HALFWAY back on our farm, a good mile from the house, we had a Rock of Ages that had been cleft for great-grandfather Jacob. I figure I was 11 the year my grandfather walked me up into our woods to show me the bear's den, and on the way back he let me hide myself in the Rock of Ages. The bear's den wasn't much. Uncle Jedediah, my grandfather's uncle, had gone up into the woods to cut some cedar fence posts, and when the time came he opened his lunch pail and ate. As it was a warmish February day in the sun and in the lee of the knoll, he then set his back against a stump and took a snooze.
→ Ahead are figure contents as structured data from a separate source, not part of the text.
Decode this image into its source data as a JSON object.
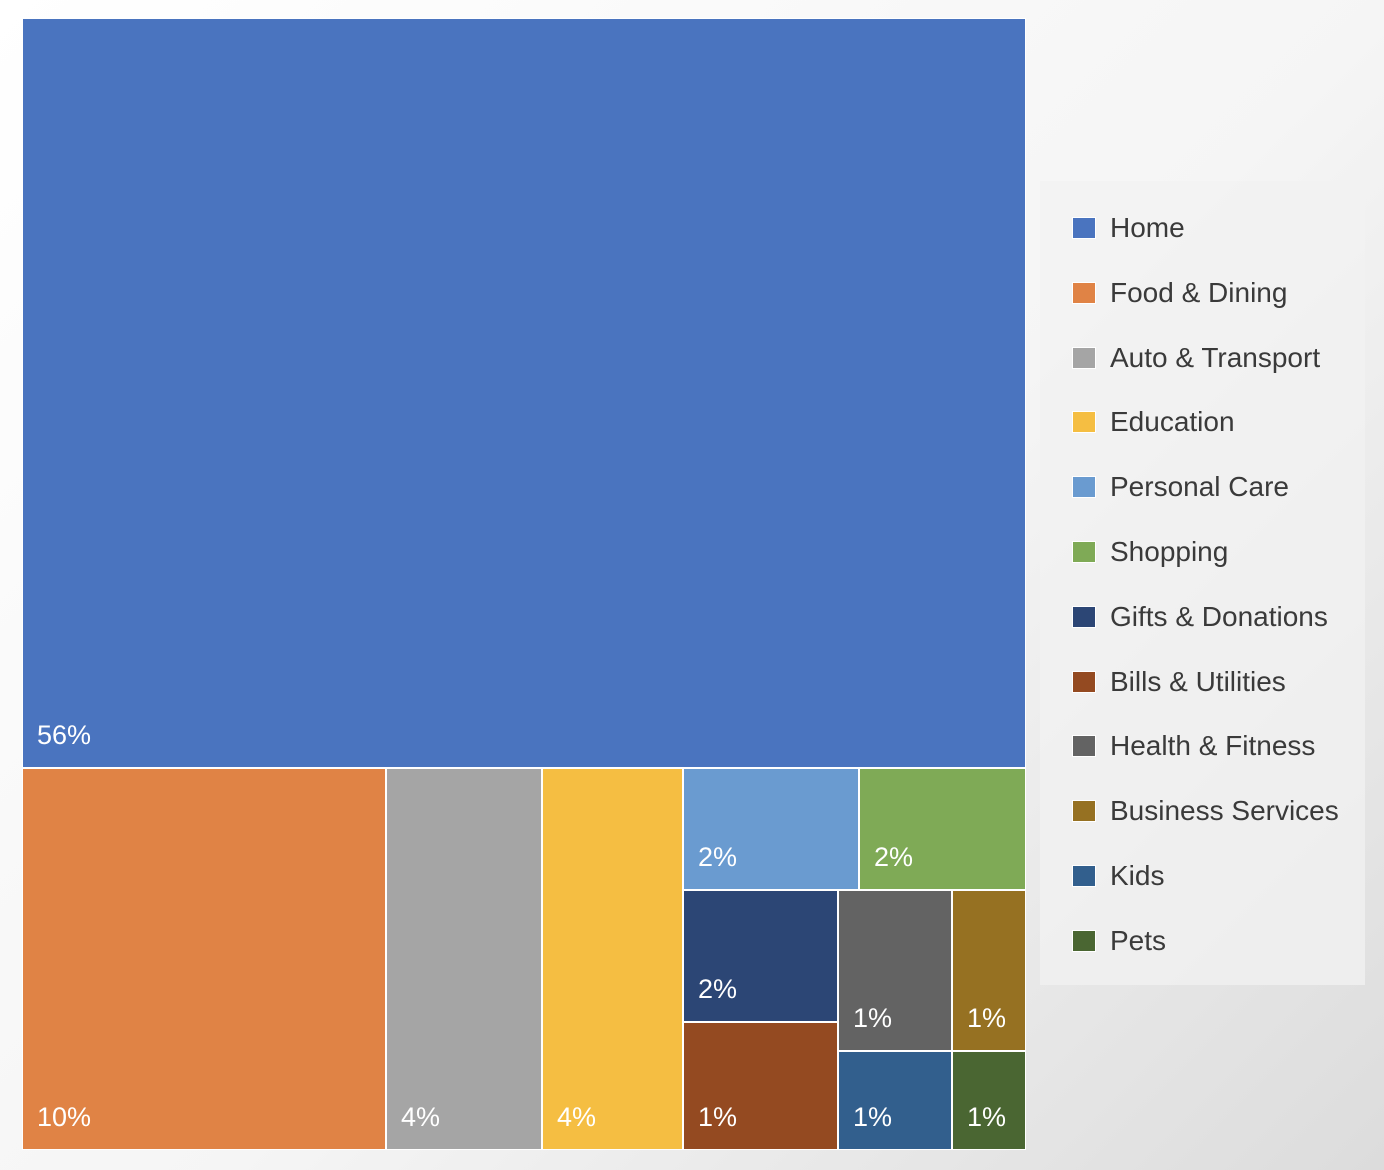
{
  "chart_data": {
    "type": "treemap",
    "title": "",
    "legend_position": "right",
    "items": [
      {
        "name": "Home",
        "value": 56,
        "label": "56%",
        "color": "#4A74BF"
      },
      {
        "name": "Food & Dining",
        "value": 10,
        "label": "10%",
        "color": "#E08345"
      },
      {
        "name": "Auto & Transport",
        "value": 4,
        "label": "4%",
        "color": "#A5A5A5"
      },
      {
        "name": "Education",
        "value": 4,
        "label": "4%",
        "color": "#F5BE42"
      },
      {
        "name": "Personal Care",
        "value": 2,
        "label": "2%",
        "color": "#6A9BD0"
      },
      {
        "name": "Shopping",
        "value": 2,
        "label": "2%",
        "color": "#7FAA56"
      },
      {
        "name": "Gifts & Donations",
        "value": 2,
        "label": "2%",
        "color": "#2C4675"
      },
      {
        "name": "Bills & Utilities",
        "value": 1,
        "label": "1%",
        "color": "#944A21"
      },
      {
        "name": "Health & Fitness",
        "value": 1,
        "label": "1%",
        "color": "#636363"
      },
      {
        "name": "Business Services",
        "value": 1,
        "label": "1%",
        "color": "#967122"
      },
      {
        "name": "Kids",
        "value": 1,
        "label": "1%",
        "color": "#325F8D"
      },
      {
        "name": "Pets",
        "value": 1,
        "label": "1%",
        "color": "#4A6632"
      }
    ]
  }
}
He woke to find a black bear sniffing his feet, and beyond the bear he could see the little cave from which it had de-hibernated. A bear coming out like that is barely awake, so Uncle Jed was in no great danger, but he was all the same surprised and cautious and he made no rash moves. He tensed and let the bear sniff, and in a moment the bear moved away. Then Uncle Jed went one way and the bear went another.
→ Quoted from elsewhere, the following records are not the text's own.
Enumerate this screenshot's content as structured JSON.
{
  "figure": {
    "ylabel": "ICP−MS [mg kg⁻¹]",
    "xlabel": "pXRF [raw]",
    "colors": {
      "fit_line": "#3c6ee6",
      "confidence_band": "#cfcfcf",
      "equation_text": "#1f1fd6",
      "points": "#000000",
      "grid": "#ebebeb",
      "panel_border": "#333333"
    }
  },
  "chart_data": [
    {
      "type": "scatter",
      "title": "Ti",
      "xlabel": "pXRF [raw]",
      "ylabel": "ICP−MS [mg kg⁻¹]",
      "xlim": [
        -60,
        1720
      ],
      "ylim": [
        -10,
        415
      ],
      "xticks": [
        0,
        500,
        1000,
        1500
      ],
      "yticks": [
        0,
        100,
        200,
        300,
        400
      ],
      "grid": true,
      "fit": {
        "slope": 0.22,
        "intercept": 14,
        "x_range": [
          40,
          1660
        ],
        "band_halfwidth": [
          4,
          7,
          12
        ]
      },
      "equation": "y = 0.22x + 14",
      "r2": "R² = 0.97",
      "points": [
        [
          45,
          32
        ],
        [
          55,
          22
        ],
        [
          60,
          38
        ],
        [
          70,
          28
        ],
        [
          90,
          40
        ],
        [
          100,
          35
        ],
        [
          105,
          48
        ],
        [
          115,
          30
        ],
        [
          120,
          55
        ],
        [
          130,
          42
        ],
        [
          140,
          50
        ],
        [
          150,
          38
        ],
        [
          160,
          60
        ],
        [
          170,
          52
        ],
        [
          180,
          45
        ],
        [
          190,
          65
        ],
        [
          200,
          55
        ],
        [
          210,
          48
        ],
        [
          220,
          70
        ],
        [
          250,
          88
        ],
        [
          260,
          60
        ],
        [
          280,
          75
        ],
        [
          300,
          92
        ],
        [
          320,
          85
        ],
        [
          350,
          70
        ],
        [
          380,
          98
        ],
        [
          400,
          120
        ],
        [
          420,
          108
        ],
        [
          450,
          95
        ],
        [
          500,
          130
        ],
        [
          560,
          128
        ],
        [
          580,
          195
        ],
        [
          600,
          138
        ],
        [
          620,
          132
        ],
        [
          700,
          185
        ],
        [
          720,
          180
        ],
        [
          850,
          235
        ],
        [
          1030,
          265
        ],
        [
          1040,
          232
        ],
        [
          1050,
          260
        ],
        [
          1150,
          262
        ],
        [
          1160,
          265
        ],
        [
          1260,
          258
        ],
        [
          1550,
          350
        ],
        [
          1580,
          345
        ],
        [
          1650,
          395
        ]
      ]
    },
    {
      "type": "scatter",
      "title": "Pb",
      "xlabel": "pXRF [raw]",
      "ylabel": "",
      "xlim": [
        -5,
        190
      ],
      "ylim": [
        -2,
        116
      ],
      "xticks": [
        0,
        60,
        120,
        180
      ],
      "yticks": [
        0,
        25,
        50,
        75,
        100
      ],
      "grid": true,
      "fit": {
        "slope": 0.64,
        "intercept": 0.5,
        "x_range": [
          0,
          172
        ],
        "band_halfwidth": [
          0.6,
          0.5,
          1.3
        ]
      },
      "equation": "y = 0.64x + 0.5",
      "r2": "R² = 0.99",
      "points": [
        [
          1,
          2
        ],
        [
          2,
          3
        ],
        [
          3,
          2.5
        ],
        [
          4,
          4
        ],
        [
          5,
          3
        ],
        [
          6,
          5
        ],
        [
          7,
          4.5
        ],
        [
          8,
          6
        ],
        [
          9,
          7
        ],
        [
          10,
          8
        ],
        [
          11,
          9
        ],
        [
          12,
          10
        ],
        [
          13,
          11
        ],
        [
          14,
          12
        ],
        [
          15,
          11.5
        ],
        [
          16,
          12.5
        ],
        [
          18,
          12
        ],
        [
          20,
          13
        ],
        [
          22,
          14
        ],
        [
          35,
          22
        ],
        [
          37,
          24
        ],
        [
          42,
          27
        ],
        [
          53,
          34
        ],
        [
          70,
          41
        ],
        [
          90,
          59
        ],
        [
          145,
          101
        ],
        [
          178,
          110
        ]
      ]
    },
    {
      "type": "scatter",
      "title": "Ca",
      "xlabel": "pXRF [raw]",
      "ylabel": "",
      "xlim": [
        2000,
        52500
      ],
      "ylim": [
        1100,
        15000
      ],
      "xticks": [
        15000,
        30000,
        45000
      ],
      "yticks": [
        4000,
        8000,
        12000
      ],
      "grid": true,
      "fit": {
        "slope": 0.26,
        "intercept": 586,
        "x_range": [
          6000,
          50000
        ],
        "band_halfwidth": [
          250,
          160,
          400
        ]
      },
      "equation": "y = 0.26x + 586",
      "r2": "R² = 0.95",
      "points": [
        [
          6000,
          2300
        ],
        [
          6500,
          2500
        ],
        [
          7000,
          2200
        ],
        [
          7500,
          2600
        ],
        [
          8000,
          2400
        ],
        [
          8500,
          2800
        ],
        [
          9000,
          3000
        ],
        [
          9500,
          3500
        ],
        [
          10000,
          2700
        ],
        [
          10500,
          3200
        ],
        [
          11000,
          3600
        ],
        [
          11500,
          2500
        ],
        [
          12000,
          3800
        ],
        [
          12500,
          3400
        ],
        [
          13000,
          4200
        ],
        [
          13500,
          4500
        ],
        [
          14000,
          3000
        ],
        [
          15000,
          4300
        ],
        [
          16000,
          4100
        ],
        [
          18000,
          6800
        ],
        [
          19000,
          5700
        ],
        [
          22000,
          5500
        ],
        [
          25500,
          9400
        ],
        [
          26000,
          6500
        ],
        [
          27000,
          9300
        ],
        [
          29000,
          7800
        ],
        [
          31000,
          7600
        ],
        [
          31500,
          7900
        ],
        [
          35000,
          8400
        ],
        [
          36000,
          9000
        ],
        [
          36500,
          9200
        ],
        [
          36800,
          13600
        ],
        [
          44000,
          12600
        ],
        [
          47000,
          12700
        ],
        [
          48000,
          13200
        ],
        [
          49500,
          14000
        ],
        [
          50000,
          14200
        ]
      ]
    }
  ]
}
That was long ago and by my time the den had tumbled in so there was just a depression in the knoll. But the cleft in the Rock of Ages hadn't changed since the days of great-grandfather Jacob.
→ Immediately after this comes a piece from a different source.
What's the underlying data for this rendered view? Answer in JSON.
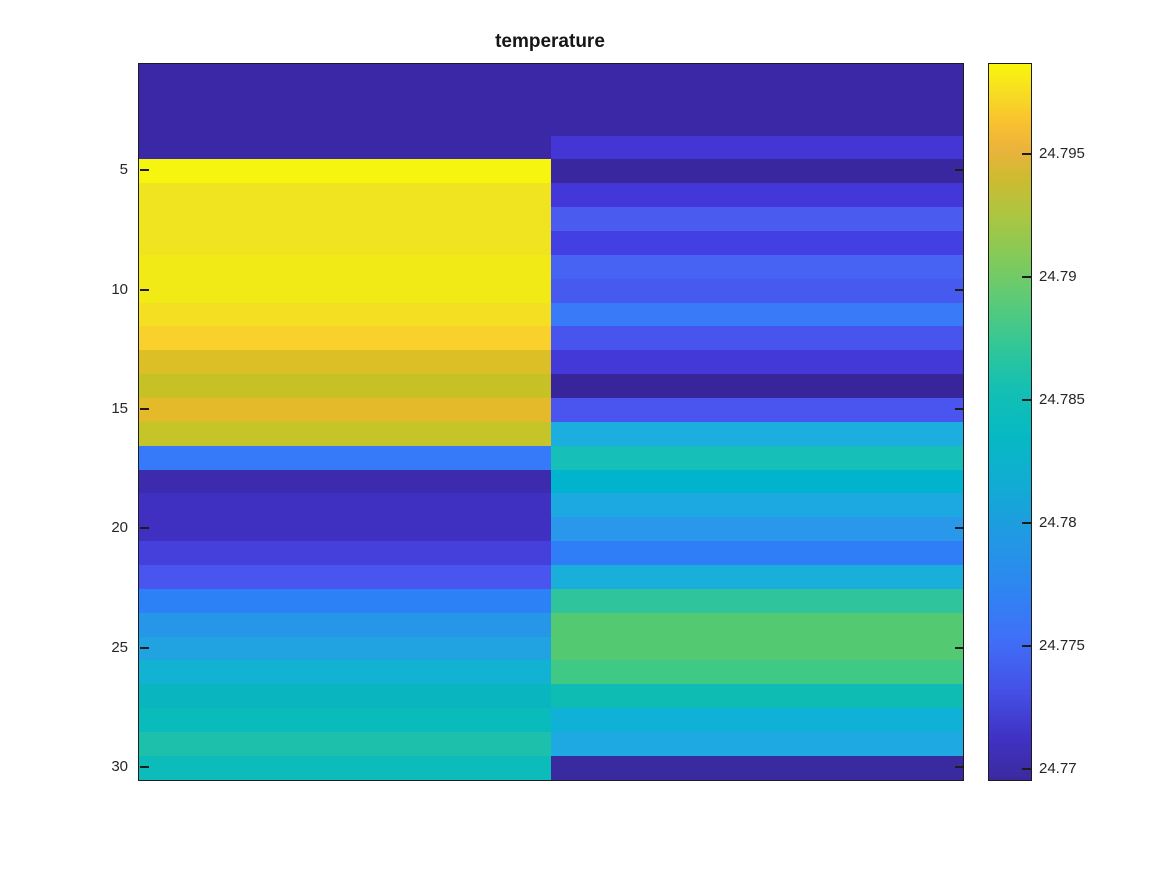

Great-grandfather had also gone up into the woods to cut some trees, and was hard at it when he sensed a change in the weather. A hovering silence settled over the wood lot. The birds fell quiet and not a leaf on a tree stirred. Then, quickly, the sky darkened. It was ominous.
Surrounded by high trees, great-grandfather couldn't look off to see what was making up, but he correctly judged a windstorm. Here in Maine we do have hurricanes now and then, and once in many years a good one, but the cyclone and the tornado are not common.
This windstorm which bore down on great-grandfather Jacob was later termed a tornado, but as this was back in the early 1800s and Maine was little populated, it did its damage by knocking down trees.
Dropping his ax, great-grandfather ran for the cleft in the rock. This was a boulder, some 12 feet high, that the distant glacier had exposed. It had been split by the centuries so it stood there in two pieces, just the cleft apart.
Great-grandfather had just gained this sanctuary when the howl of the tornado struck and a thumping great oak came down to settle over the rock to emphasize his good judgment and his good fortune. Other trees were crashing down all about. My grandfather told me that his father said the tumult lasted maybe 15 minutes.
Great-grandfather Jacob had to pick his way through downed limbs to get out, and was well aware that the cleft in the rock had saved his life. When he stood again in the open he looked down the slope of the hill at the devas-tated corridor the tornado had left. The tangle of uprooted trees would give him many months of hard work before he reduced it to firewood and saw logs. For a generation the path of the tornado was a scar across our farm.
My grandfather told me all about this that day, and he had me crawl in and hide myself as small as I could. Everybody in the family had done this, and those coming along would do it. Fine family feeling to experience the security that had saved our ancestor. And the Rock of Ages.
My grandfather often took a youngster on his knee and boomed into song with his Civil War favorites - ``Tramp, Tramp, Tramp'' and such. So I knew he could sing, sort of, and now as I huddled inside the boulder, I heard him let go:
Rock of Ages, cleft for me,
Let me hide myself in Thee...
I knew the hymn well enough, but until now it had been just another hymn.
Now it was our own, special, family hymn. Here was the very rock itself, split as the words said, so that great-grandfather could hide himself and be saved.
Grandfather took all my cousins in turn so they could hide in the Rock of Ages, and then I took our children, and the grandchildren, and it's interesting that over the years every youngster has made somewhat the same remark as he squeezed in. Namely, that great-grandfather must have been a small man to get into a niche barely big enough for a child. I said it to grandfather the day he took me there, and I remember how he laughed.
``Great-grandfather Jacob couldn't have been very big to get in here,'' I said.